The thing is that the best way to really understand what peer supervision is about is to experience it first hand. Once I participated and understood then I said - yes it is peer supervision.
Of course in my opinion every massage therapist needs to participate in peer supervision groups and I have been thinking about what needs to be done to get it included in legal requirements of becoming a massage therapist - it is that important.
A massage therapist needs peer supervision if they want to become the best massage therapist that they can be. I wrote up some information on my website about who needs peer supervision.
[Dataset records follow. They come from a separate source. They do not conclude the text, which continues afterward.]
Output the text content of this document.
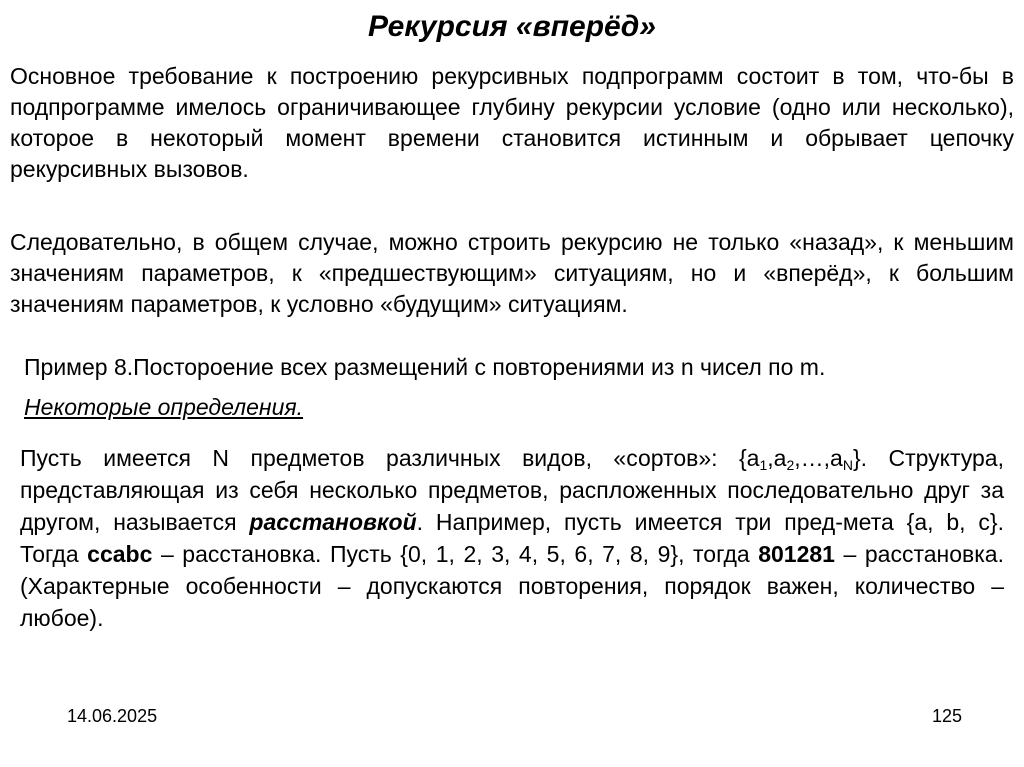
Рекурсия «вперёд»

Основное требование к построению рекурсивных подпрограмм состоит в том, что-бы в подпрограмме имелось ограничивающее глубину рекурсии условие (одно или несколько), которое в некоторый момент времени становится истинным и обрывает цепочку рекурсивных вызовов.

Следовательно, в общем случае, можно строить рекурсию не только «назад», к меньшим значениям параметров, к «предшествующим» ситуациям, но и «вперёд», к большим значениям параметров, к условно «будущим» ситуациям.

Пример 8.Постороение всех размещений с повторениями из n чисел по m.
Некоторые определения.

Пусть имеется N предметов различных видов, «сортов»: $\{a_1,a_2,\dots,a_N\}$. Структура, представляющая из себя несколько предметов, распложенных последовательно друг за другом, называется расстановкой. Например, пусть имеется три пред-мета {a, b, c}. Тогда ccabc – расстановка. Пусть {0, 1, 2, 3, 4, 5, 6, 7, 8, 9}, тогда 801281 – расстановка. (Характерные особенности – допускаются повторения, порядок важен, количество – любое).

14.06.2025	125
While I think that people who have survived the 5 years in business mark as a massage therapist are drawn to peer supervision more, it can be really helpful for a massage therapist who is still in school or just starting out to get the assistance that they need in setting up and learning to run a massage business. Most people starting out are too focused on things like money and getting clients and think that they don’t need peer supervision. They also don’t really understand articles like “In the Service of Life” or books like “how can I help by Ram Dass. I know I didn’t when I was first starting out and there was no way that anyone could tell me that that was me in the article and book. It isn’t until one has struggled long enough or starts to feel burned out that the seek out peer supervision when it is the exact thing that can help prevent it and help a massage practice flourish.
So I am starting an online peer supervision group that you can read more about at my website - www.massagepracticebuilder.com. It won’t be quite the same as meeting in person because you get so much from hearing people’s voices and seeing people’s physical reaction, but it will be a way that we can start learning and sharing from each other in a much deeper way to help protect the future of the massage profession.